Chapter 1 - Introduction

Chapter 1 - Introduction

1.1        The Committee originally decided to issue an interim report as a matter of urgency due to mounting concerns about the economic, social and personal impact of current ATO recovery action on taxpayers caught up in mass marketed tax effective schemes. At the time, the Committee believed that the evidence received raised serious questions of the appropriateness and fairness of the ATO’s approach to the tax affairs of mass marketed scheme (MMS) participants, who number close to 65,000.[1]

1.2        Although recent ATO initiatives have addressed to a certain extent several of those concerns, the Committee still believes there are grounds for issuing an interim report.

1.3        The crux of the matter before the Committee at this point is whether the level of the tax burden imposed on scheme participants, many of whom were caught unwittingly in what are said to be tax avoidance arrangements, is justified. In approaching this question, the Committee has taken into account the following key issues:

1.4        In issuing this interim report, the Committee wishes to be clear that it is not reaching any conclusions at this stage on the soundness of the ATO’s position at law. This is a matter that must be tested in the courts and is for the courts to decide. Nor is the Committee deflecting attention from other underlying issues (such as the generally weak understanding of self assessment by taxpayers and sections of the tax industry) or other actors implicated in the MMS problem (namely, scheme architects and promoters, as well as financial and legal advisers). These factors are also important and the Committee intends to continue to explore them in future hearings and the final report.

1.5        Therefore this report concentrates mainly on the ATO’s handling of MMS – both its historical approach to the market and its current handling of deductions that it has disallowed – and the impact that is having on taxpayers.

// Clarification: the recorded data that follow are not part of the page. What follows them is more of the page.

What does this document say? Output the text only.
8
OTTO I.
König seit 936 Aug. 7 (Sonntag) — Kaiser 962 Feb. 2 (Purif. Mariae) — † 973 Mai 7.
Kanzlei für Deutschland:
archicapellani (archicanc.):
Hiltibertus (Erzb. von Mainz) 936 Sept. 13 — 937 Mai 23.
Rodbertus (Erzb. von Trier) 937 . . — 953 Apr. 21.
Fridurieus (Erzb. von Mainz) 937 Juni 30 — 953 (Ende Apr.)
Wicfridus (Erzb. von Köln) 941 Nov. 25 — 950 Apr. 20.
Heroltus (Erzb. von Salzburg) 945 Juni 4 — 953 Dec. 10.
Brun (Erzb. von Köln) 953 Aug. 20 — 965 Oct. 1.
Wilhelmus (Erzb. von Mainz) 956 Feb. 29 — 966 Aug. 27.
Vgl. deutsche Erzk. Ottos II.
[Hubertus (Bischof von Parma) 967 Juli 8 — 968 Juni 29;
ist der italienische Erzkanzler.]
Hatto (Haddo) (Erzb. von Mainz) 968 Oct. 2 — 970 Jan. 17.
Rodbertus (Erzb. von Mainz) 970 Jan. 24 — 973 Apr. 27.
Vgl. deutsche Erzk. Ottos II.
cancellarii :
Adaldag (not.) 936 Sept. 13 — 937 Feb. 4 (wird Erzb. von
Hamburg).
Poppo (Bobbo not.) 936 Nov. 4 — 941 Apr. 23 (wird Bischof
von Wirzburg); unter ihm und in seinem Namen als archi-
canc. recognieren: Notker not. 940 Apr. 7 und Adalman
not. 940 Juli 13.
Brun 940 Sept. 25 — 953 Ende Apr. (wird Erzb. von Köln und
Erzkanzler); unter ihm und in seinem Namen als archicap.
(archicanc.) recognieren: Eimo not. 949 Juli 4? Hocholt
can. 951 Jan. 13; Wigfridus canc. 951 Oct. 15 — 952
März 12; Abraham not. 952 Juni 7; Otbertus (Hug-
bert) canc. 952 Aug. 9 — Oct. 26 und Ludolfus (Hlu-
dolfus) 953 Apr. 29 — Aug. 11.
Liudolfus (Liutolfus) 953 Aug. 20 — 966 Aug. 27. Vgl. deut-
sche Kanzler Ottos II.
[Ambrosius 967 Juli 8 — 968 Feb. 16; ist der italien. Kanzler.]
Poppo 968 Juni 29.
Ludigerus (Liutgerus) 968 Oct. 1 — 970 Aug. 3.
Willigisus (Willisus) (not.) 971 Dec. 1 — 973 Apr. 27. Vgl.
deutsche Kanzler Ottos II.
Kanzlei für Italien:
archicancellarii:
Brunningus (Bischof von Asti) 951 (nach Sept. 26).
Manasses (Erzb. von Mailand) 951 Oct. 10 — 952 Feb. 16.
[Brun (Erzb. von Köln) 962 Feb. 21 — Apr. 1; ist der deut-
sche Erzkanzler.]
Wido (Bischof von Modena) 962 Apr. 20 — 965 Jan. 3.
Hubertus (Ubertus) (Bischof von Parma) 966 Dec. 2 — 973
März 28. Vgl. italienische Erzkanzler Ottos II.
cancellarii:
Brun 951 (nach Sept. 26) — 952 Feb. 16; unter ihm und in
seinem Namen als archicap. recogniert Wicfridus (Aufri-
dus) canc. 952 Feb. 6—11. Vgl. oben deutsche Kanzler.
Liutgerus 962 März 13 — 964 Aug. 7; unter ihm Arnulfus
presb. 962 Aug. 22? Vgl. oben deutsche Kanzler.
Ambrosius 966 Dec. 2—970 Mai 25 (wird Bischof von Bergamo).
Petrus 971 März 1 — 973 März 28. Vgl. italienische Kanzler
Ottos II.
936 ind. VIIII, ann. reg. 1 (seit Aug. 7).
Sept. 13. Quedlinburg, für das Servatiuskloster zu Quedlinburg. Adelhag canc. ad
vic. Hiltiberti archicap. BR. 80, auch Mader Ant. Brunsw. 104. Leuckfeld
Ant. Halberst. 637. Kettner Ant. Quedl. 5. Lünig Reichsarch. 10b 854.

1.6        At the outset, the Committee acknowledges the complexity of the issues involved and the difficulty faced by the ATO in distinguishing the levels of tax mischief and risk posed by different investors and different schemes. Profiles of participants range from unsophisticated investors who seem to have been captured unawares by aggressive marketing and bad advice, to high wealth individuals with a history of tax evasion and an interest in reducing their taxable incomes to very low levels.

1.7        Furthermore, it should be clear at the outset that the Committee is not in a position to, and can in no way endorse any of the schemes involved in the dispute with the ATO. Indeed, it is the view of the Committee that a large number of these schemes appeared to be designed specifically to defraud the tax system and to use ordinary taxpayers in that process. Not only have they left many taxpayers with large tax bills, but many of these schemes have ceased to exist. The Committee is of the view that few schemes represented ‘a good investment’ in the ordinary meaning of the term, and that without the ‘tax deductibility’ factor, very few would have got off the ground.

1.8        For these reasons, the Committee emphasises that, while there have been attempts to paint a picture that attributes sole blame to the ATO for the difficult circumstances in which many people now find themselves, the Committee does not accept such a blanket explanation. While the Committee believes that the ATO contributed to the problem (and will explore that issue in the body of this report), promoters and advisers bear a significant share of the blame. It is clear to the Committee that elements of the tax, legal and financial planning professions, and at least some of the taxpayers involved, have sought to exploit loopholes in the taxation law in a way never intended by Parliament.

1.9        In its final report, the Committee intends to more closely examine whether legislative change is required to prevent the tax system from being exploited in this way in the future and what sanctions should be developed against persons who seek to promote such tax avoidance schemes. The Committee will also examine more closely what it believes may be serious flaws in the self assessment system.

1.10      However, the main issue before the Committee at this stage of the inquiry is the effects of ATO actions on investors who entered into mass marketed schemes, unaware of their exposure to the risk of later charges of tax avoidance.